Le 6 octobre 1941, le général allemand von Stulpnagel, commandant supérieur militaire en France, publie une ordonnance valable pour toute la zone côtière stratégique : tous les habitants devront posséder un Ausweis spécial à obtenir auprès de la Kommandantur la plus proche ; ceux dont la résidence principale n’est pas dans la zone côtière devront déménager ; enfin, les locations estivales n’auront plus cours. Les Allemands réquisitionnent alors les infrastructures touristiques qui ne sont plus utilisées. Ils se réservent le plus souvent casinos, cinémas, cercles nautiques, manèges de chevaux, tennis et golfs. Pour se détendre, ils réquisitionnent parfois des cabarets qui sont alors interdits aux Français ainsi que des maisons closes.

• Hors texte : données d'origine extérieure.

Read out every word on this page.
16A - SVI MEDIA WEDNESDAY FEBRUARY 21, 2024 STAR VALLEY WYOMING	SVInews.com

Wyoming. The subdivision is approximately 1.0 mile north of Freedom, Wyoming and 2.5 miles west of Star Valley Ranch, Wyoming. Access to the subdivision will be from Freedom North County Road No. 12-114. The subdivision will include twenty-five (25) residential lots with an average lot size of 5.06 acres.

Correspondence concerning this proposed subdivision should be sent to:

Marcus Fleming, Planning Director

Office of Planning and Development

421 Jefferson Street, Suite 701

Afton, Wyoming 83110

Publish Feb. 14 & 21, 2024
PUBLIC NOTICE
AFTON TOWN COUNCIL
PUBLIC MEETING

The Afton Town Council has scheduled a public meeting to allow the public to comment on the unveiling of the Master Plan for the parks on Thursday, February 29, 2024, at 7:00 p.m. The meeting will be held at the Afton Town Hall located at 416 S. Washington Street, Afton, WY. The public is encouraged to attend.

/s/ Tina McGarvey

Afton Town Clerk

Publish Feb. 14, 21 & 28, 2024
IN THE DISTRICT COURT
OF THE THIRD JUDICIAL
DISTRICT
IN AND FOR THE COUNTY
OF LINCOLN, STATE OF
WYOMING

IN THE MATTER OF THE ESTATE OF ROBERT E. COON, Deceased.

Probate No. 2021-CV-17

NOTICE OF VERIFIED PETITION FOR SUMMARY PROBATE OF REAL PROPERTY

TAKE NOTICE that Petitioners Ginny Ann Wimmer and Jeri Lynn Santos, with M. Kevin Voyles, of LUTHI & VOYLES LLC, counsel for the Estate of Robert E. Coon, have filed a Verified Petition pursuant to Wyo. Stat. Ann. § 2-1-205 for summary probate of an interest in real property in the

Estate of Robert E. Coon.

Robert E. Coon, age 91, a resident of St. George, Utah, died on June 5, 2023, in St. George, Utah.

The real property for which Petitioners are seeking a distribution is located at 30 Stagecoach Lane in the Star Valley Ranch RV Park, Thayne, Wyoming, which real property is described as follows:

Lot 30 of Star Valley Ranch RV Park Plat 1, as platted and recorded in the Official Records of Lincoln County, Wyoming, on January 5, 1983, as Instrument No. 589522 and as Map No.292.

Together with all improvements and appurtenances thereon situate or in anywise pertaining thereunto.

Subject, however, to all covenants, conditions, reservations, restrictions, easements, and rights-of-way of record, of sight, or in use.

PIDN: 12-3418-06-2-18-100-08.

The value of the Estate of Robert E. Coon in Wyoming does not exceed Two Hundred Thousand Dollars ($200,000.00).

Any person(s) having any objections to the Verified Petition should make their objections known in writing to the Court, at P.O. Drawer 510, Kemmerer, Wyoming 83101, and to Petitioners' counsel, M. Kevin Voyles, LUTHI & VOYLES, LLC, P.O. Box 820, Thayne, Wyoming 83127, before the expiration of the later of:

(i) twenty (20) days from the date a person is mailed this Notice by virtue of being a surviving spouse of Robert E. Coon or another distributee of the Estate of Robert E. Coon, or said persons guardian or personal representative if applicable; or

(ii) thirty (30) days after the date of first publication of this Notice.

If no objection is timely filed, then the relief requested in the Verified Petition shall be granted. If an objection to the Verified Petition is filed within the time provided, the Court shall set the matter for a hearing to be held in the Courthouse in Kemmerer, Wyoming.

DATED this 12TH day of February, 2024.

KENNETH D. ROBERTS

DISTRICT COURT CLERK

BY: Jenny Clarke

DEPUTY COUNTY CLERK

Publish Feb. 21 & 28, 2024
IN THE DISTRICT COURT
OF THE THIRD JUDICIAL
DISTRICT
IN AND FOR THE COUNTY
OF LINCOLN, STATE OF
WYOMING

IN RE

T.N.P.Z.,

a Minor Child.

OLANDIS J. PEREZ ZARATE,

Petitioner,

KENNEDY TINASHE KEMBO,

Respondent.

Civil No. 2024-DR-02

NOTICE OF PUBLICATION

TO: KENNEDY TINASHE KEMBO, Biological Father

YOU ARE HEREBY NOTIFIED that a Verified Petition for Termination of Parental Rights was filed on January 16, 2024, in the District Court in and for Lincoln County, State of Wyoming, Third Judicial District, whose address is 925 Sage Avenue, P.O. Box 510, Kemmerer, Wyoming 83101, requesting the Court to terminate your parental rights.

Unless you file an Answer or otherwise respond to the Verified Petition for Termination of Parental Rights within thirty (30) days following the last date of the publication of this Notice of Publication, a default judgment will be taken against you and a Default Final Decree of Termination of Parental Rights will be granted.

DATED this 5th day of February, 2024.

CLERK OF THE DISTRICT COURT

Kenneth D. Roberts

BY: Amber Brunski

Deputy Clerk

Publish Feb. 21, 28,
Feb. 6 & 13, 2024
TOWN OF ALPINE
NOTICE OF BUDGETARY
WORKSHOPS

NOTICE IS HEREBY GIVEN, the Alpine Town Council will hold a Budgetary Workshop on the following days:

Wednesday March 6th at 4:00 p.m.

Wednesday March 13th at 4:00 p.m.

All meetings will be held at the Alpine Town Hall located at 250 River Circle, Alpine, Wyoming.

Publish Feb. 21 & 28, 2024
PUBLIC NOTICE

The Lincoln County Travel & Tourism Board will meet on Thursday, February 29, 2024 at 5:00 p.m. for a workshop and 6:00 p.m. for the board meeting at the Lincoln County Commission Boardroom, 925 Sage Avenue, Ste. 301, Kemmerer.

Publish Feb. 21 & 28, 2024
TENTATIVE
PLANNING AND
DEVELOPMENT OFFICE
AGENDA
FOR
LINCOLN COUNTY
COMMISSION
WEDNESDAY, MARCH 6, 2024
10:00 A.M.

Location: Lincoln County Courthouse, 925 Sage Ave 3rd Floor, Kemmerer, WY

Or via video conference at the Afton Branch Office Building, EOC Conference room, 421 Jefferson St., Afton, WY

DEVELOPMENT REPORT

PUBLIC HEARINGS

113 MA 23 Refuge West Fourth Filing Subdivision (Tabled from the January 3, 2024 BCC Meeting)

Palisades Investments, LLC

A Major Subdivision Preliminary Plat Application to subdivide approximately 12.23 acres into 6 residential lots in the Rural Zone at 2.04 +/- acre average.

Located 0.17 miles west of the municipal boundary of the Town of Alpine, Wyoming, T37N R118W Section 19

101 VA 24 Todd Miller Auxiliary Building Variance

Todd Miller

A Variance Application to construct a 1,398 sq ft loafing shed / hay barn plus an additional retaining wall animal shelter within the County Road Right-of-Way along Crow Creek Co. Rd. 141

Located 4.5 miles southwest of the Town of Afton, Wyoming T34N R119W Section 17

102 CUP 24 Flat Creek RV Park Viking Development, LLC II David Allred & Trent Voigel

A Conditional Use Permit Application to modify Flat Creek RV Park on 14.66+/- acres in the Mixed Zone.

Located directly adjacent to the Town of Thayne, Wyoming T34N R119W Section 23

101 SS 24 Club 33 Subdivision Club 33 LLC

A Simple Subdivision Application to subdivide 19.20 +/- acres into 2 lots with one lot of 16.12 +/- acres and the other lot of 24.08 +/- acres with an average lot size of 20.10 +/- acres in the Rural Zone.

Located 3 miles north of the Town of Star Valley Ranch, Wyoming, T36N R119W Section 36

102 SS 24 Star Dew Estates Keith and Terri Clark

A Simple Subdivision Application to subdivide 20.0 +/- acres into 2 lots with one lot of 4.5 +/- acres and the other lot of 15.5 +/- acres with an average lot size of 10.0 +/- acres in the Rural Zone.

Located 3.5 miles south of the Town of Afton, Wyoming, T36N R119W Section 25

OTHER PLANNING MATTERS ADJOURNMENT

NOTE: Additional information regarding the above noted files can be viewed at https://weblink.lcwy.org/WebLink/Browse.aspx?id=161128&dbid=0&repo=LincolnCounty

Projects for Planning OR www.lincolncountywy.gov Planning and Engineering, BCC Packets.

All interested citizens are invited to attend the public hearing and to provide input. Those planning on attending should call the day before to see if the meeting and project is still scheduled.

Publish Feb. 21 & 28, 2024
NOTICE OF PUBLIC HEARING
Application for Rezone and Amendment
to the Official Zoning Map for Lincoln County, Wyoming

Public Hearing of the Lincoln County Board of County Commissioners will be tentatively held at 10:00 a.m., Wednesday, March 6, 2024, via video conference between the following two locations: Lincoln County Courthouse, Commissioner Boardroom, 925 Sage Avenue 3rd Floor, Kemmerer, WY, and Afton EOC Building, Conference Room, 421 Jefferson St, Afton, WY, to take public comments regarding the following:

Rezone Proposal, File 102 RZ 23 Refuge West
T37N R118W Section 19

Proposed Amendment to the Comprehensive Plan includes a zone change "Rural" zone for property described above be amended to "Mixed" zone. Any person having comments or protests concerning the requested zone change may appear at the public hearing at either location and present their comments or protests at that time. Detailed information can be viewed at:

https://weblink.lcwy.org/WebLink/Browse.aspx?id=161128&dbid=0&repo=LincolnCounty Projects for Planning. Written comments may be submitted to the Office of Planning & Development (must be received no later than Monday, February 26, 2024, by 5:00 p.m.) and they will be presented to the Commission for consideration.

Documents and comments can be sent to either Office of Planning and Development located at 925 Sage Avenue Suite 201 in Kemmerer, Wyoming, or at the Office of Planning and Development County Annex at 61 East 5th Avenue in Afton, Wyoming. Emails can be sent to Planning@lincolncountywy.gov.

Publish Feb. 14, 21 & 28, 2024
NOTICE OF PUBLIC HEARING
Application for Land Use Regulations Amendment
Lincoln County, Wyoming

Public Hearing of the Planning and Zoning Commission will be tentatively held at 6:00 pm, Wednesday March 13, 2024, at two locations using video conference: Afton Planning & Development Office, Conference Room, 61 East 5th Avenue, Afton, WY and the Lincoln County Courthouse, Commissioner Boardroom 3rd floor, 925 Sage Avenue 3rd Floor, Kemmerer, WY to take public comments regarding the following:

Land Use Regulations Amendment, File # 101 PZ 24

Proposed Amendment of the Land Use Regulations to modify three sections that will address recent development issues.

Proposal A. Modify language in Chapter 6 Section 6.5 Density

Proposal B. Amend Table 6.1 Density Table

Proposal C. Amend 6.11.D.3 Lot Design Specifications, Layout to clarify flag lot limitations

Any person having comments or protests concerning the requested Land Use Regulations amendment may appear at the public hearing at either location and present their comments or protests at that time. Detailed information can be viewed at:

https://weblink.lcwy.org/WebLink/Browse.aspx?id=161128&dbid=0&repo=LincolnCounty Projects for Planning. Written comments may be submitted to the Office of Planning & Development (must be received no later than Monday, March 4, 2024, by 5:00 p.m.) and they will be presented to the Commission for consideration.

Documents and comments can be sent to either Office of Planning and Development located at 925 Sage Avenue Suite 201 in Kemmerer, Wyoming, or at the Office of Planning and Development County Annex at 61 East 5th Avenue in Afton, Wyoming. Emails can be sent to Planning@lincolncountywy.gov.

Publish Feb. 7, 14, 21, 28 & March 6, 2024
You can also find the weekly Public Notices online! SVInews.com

Les réquisitions sont aussi animales, les Allemands achètent des milliers de porcs, de vaches et de chevaux, ce qui diminue la production agricole dans les campagnes. Ils réquisitionnent le combustible, les camions, les voitures puis même les bicyclettes… Ainsi que les hommes, pour travailler chez eux en Allemagne et pour construire leurs défenses en France.

 
 
 
 

Le 16 août 1940, l’économie française devient semi dirigée. Le gouvernement de Vichy promulgue en effet une loi créant des Comités d’Organisation (CO) pour chaque branche de l’industrie et du commerce, selon le modèle existant en Allemagne. Ces comités, qui s’inspirent des idées d’économie corporative, seront chargés du contrôle économique des usines. Le 10 septembre suivant, suite à une loi du gouvernement de Vichy sur « la répartition des produits industriels », douze sections de l’Office Central de la Répartition et de la Production Industrielle sont mises en place, dans lesquelles siège un délégué allemand. Cette loi va permettre à l’Allemagne d’attribuer les matières premières aux entreprises qu’elle juge prioritaires. Les entreprises qui travaillent à la construction du mur de l’Atlantique en feront évidemment partie. Elles ne manqueront pas de machines-outils, de fer ou de ciment. Les grandes entreprises de construction automobile, navale et aéronautique vont également continuer à fabriquer des pièces détachées qui, une fois assemblées, deviendront des chars, des camions, des bateaux et des avions de l’armée allemande.